Even so, the firm may still be willing to engage in the swap transaction so that it can be
certain about how many dollars it will receive in one year.
A non-deliverable forward contract (NDF) is often used for currencies in emerging
markets.
Like a regular forward contract, an NDF is an agreement regarding a position in a
specified amount of a specified currency, a specified exchange rate, and a specified
future settlement date.
However, an NDF does not result in an actual exchange of the currencies at the future
date
That is, there is no delivery.
Instead, one party to the agreement makes a payment to the other party based on the
exchange rate at the future date.
EXAMPLE
Jackson, Inc., an MNC based in Wyoming, determines as of April 1 that it will need 100
million Chilean pesos to purchase supplies on July 1.
It can negotiate an NDF with a local bank.
The NDF will specify the currency (Chilean peso)
The settlement date (90 days from now); and a reference rate, which identifies the type
of exchange rate that will be marked to market at the settlement
Specifically, the NDF will contain the following information.
Buy 100 million Chilean pesos.
Document Summary
The transactions do not expose soho to exchange rate movements because it has locked in the rate at which the pesos will be converted back to dollars.
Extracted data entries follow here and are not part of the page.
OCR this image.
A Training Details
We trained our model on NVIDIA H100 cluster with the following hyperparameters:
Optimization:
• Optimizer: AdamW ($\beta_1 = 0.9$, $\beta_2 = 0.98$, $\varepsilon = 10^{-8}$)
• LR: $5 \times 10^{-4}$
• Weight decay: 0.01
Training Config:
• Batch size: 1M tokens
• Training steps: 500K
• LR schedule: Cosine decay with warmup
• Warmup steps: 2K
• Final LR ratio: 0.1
The settlement date (90 days from now); and a reference rate, which identifies the type of exchange rate that will be marked to market at the settlement. Specifically, the ndf will contain the following information. Transactions do not expose soho to exchange rate movements because it has locked in the rate at which the pesos will be converted back to dollars. However, if the one-year forward rate exhibits a discount then soho will receive fewer dollars later than it invested in the subsidiary today. Even so, the firm may still be willing to engage in the swap transaction so that it can be certain about how many dollars it will receive in one year. A non-deliverable forward contract (ndf) is often used for currencies in emerging markets.